SLIS professor Susan Herring co-organized and co-chaired (with Thomas Erickson from IBM) a workshop and mini-track on the theme "Persistent Conversation: Perspectives from Research and Design" for the Forty-Third Hawaii International Conference on System Sciences. The conference was held January 5-8, 2010 on the island of Kauai.
The workshop was a part of the Digital Media: Content and Communication track. Excerpts from the Conference website are included here:
Track: | Digital Media: Content and Communication |
Minitrack: | Persistent Conversation 11: Perspectives from Research and Design |
"Persistent conversations occur via instant messaging, text and voice chat, email, blogs, web boards, MOOs, graphical and 3D virtual environments, gaming systems, video sharing sites, document annotation systems, mobile phone texting, etc. Such communication is persistent in that it leaves a digital trace of varying duration, and the trace in turn affords new uses. It permits conversations to be saved, visualized, browsed, searched, replayed, and restructured. Persistence also means that conversations need not be synchronous: they can be asynchronous (stretching out over hours or days) or supersynchronous (with multiple parties 'talking' at the same time). Finally, the creation of persistent and potentially permanent records from what was once an ephemeral process raises a variety of social and ethical issues. This multi-disciplinary minitrack seeks contributions from researchers and designers that improve our ability to understand, analyze, and/or design persistent conversation systems.
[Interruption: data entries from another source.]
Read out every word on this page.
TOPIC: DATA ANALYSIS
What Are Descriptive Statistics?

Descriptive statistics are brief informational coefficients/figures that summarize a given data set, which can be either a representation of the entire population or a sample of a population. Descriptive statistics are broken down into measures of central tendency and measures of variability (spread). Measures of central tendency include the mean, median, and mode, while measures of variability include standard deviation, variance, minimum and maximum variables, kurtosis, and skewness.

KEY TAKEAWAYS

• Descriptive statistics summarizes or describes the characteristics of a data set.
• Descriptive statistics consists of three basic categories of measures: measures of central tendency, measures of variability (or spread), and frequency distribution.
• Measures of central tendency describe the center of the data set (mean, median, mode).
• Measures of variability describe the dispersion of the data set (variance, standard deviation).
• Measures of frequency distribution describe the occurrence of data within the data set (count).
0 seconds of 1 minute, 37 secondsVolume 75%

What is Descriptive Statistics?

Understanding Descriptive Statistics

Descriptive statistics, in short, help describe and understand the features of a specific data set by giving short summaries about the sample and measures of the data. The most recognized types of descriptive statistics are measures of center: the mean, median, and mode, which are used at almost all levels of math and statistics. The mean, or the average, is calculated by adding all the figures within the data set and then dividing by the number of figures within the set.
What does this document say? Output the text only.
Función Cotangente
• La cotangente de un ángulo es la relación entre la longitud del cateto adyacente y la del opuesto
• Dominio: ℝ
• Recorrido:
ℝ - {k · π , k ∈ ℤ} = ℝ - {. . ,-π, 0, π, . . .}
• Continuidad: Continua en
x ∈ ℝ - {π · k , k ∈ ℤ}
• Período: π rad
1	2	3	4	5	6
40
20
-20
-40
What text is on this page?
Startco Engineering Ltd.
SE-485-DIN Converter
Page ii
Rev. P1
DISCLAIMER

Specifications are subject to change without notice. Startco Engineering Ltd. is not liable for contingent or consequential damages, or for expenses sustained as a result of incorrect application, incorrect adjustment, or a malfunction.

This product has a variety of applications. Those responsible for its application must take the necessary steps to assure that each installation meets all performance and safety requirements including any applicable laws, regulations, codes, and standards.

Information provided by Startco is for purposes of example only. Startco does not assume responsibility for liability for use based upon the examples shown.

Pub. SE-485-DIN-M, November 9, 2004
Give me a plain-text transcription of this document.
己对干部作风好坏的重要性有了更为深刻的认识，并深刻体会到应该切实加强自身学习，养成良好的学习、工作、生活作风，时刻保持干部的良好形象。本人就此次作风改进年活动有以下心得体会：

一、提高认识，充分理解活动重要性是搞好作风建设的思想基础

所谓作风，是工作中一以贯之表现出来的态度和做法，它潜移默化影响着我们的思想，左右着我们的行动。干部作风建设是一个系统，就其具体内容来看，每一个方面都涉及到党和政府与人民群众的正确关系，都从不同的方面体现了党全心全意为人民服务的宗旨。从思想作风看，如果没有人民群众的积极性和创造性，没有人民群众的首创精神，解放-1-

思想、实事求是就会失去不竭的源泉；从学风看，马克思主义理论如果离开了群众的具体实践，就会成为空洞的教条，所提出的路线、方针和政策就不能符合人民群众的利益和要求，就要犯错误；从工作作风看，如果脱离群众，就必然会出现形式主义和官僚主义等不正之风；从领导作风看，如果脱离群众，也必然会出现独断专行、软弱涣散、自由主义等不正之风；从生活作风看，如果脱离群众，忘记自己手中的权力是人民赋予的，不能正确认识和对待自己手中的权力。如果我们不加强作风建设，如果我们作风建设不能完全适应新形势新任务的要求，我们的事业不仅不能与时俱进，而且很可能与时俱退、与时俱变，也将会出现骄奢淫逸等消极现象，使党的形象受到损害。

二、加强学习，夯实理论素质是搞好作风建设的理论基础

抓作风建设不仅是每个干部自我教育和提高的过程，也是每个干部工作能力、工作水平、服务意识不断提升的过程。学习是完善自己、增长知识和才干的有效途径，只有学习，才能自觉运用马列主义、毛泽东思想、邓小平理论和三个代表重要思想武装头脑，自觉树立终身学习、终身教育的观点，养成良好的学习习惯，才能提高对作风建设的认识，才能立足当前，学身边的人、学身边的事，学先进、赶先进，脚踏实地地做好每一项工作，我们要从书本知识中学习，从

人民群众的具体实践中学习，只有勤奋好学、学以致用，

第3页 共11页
See http://www.visi.com/~snowfall/HICSS_PC.html for more information.
The particular aim of the minitrack is to bring together researchers who analyze existing computer-mediated conversational practices and sites, with designers who propose, implement, or deploy new types of conversational systems. By bringing together participants from such diverse areas as anthropology, computer-mediated communication, HCI, interaction design, linguistics, psychology, rhetoric, sociology, and the like, we hope that the work of each may inform the others, suggesting new questions, methods, perspectives, and design approaches."